= Mohamed El-Ghassiri =

Mohamed Yeken El-Ghassiri (1915–1974) was an ambassador for Algeria from 1962, the year of Algerian independence, until his death in 1974. Prior to this, he was active in the Algerian resistance.

==Early life and family==
El-Ghassiri was born in 1915 in Ghassira. He started at the school of Sheikh Giraldin in 1929. At a young age he memorised large chapters of the Koran. In 1932 he travelled to Constantine to continue his studies at the Sheikh Ibn Badis mosque for four years. He taught education in Constantine in the years 1937–1943. While in Constantine he married Khadra Salhi (1926–2011). They had three children; Bassima, Abdelhamid and Bachira. All three shared their father's ethos regarding education.

==Activism and career==
He began the local Algerian Muslim Scouts movement in Batna in around 1937. He was later imprisoned for his participation in the nationalist demonstrations of 1945.

El-Ghassiri was one of the founders of the Association of Algerian Muslim Ulema. This group was important in the Algerian resistance during the French occupation of Algeria and helped Algeria reach its goal of independence. In 1956 he joined the liberation front, which was in Damascus, Syria. The representation was paramount and played a major role in publicising Algeria's case to the world.

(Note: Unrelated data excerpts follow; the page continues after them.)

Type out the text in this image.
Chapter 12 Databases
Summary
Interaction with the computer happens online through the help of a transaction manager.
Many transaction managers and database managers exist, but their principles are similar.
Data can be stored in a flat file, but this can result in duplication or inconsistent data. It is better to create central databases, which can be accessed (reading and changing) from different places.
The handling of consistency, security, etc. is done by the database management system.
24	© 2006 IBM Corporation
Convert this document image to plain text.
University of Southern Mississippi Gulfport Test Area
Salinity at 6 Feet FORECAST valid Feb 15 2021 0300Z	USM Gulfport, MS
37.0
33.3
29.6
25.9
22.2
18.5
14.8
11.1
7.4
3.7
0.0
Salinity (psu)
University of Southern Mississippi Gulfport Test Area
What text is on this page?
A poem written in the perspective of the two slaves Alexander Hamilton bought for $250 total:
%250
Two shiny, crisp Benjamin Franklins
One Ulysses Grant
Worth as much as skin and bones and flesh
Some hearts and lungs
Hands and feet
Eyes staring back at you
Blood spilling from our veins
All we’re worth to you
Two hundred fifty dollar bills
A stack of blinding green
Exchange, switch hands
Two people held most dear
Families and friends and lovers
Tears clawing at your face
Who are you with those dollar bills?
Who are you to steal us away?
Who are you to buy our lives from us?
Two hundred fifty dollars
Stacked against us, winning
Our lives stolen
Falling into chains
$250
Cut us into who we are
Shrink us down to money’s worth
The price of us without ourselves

After Algerian independence in 1962, he served as the Algerian ambassador to various Arab countries. He was the first to occupy the post of ambassador to Saudi Arabia, later to Syria, then to Kuwait from 1970. In the role he gained the respect of these nations for Algeria's victory, and was also able to create close international ties due to his diplomatic ability.

El-Ghassiri had a passion for education, and later took charge of numerous schools. He believed education was the key to freedom. He was director of the Arabic school in Philippeville (now Skikda) where he built upon his pedagogical views which he had recorded in a scouting manual published in 1951.

==Death and legacy==
He remained ambassador until his death on 24 July 1974. His legacy includes impact on education, religion, linguistics and literature. There are numerous mosques and schools in Algeria named after him.